La impulsividad es la propensión a participar en comportamientos motivacionales urgentes, con dificultad para controlar estas acciones. No es una conducta patológica, pero define la tendencia a involucrarse en comportamientos inapropiados. La búsqueda de sensaciones es la necesidad premeditada de alcanzar sensaciones y experiencias variadas, novedosas y complejas, y la voluntad de asumir riesgos físicos y sociales provocados por tales experiencias. Está estrechamente ligada con la adopción de conductas de riesgo.
Burkhart et al. identifican dos tipos de jóvenes vulnerables:
- Aquellos expuestos a ambientes de riesgo (entorno familiar o comunitario desfavorecido, desempleo, delincuencia, disponibilidad de drogas o violencia).
- Aquellos con trayectorias de riesgo (mal rendimiento escolar o fracaso académico).
Implicaciones Clínicas y Tratamiento
Entender cómo los rasgos de personalidad influyen en la predisposición a las adicciones es crucial para el desarrollo de estrategias de prevención y tratamiento efectivas. La identificación temprana de estos rasgos puede ayudar a prevenir el desarrollo de adicciones y a diseñar tratamientos personalizados que aborden las necesidades específicas de cada individuo.
En la práctica clínica, conocer los rasgos predominantes de personalidad no solo permite comprender mejor el sufrimiento del paciente, sino también anticipar las dificultades terapéuticas y seleccionar estrategias más efectivas para cesar el consumo teniendo en cuenta la singularidad de cada persona. El proceso adictivo, a su vez, retroalimenta estos rasgos, intensificando la impulsividad, la irritabilidad o la desesperanza.

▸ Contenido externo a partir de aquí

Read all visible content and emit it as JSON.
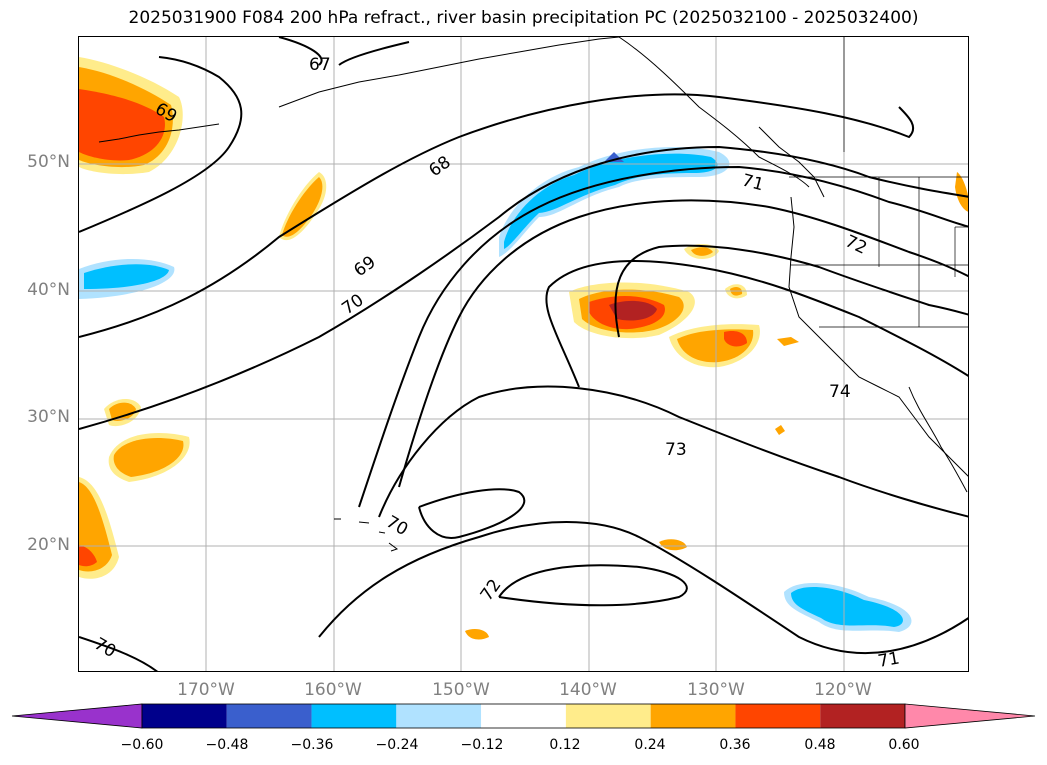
{
  "title": "2025031900 F084 200 hPa refract., river basin precipitation PC (2025032100 - 2025032400)",
  "latitude_labels": [
    "50°N",
    "40°N",
    "30°N",
    "20°N"
  ],
  "longitude_labels": [
    "170°W",
    "160°W",
    "150°W",
    "140°W",
    "130°W",
    "120°W"
  ],
  "contour_labels": {
    "c67": "67",
    "c68": "68",
    "c69a": "69",
    "c69b": "69",
    "c70a": "70",
    "c70b": "70",
    "c70c": "70",
    "c71a": "71",
    "c71b": "71",
    "c72a": "72",
    "c72b": "72",
    "c73": "73",
    "c74": "74"
  },
  "colorbar": {
    "ticks": [
      "−0.60",
      "−0.48",
      "−0.36",
      "−0.24",
      "−0.12",
      "0.12",
      "0.24",
      "0.36",
      "0.48",
      "0.60"
    ],
    "colors": [
      "#9932cc",
      "#00008b",
      "#3a5fcd",
      "#00bfff",
      "#b0e2ff",
      "#ffffff",
      "#ffec8b",
      "#ffa500",
      "#ff4500",
      "#b22222",
      "#ff88aa"
    ]
  },
  "colors": {
    "coast": "#000000",
    "grid": "#b0b0b0",
    "contour": "#000000",
    "axis_label": "#808080"
  }
}
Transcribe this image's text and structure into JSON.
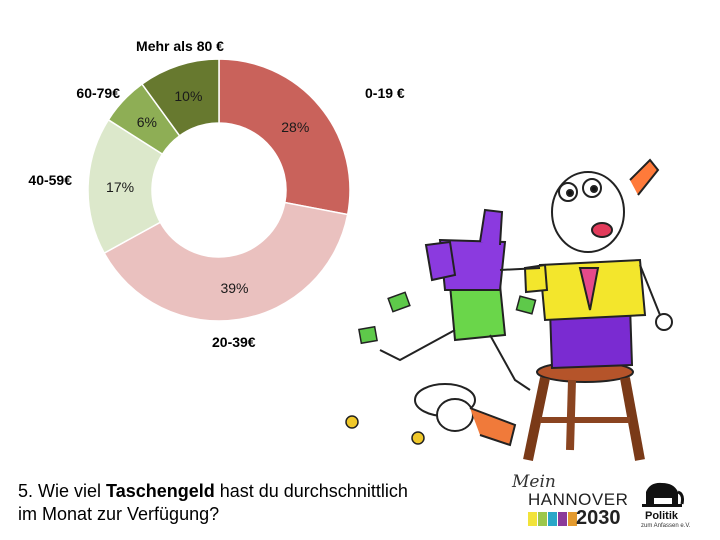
{
  "chart_data": {
    "type": "pie",
    "title": "",
    "categories": [
      "0-19 €",
      "20-39€",
      "40-59€",
      "60-79€",
      "Mehr als 80 €"
    ],
    "values": [
      28,
      39,
      17,
      6,
      10
    ],
    "value_labels": [
      "28%",
      "39%",
      "17%",
      "6%",
      "10%"
    ],
    "unit": "%",
    "colors": [
      "#c9625b",
      "#eac1bf",
      "#dce8cb",
      "#8eae55",
      "#67792f"
    ],
    "style": "donut"
  },
  "question": {
    "number_prefix": "5. Wie viel ",
    "bold": "Taschengeld",
    "rest_line1": " hast du durchschnittlich",
    "line2": "im Monat zur Verfügung?"
  },
  "logos": {
    "mein": "Mein",
    "hannover": "HANNOVER",
    "year": "2030",
    "bar_colors": [
      "#f2e33a",
      "#9cc74b",
      "#2aa7c8",
      "#8b3a9a",
      "#e39a2e"
    ],
    "politik_title": "Politik",
    "politik_subtitle": "zum Anfassen e.V."
  },
  "illustration": {
    "description_icons": [
      "man-on-stool-icon",
      "falling-man-icon",
      "banknote-icon",
      "coin-icon"
    ]
  }
}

El tratamiento, desde una mirada integral, debe incluir una primera fase de desintoxicación para luego desembocar en la deshabituación, que es un proceso complejo donde confluyen lo psicobiológico y el contexto. Se trata de intentar modificar la relación que el sujeto establece con la sustancia o conducta adictiva. Más allá de lograr la abstinencia, es crucial tratar de reconstruir la relación con uno mismo.
Ante las múltiples propuestas para relacionar la patología de la personalidad con los trastornos por uso de sustancias psicoactivas y la insuficiencia de los abordajes llevados a la práctica en el pasado, es necesario pasar a una intervención clínica que combine el tratamiento psicoterapéutico y el psicofarmacológico para ambos trastornos.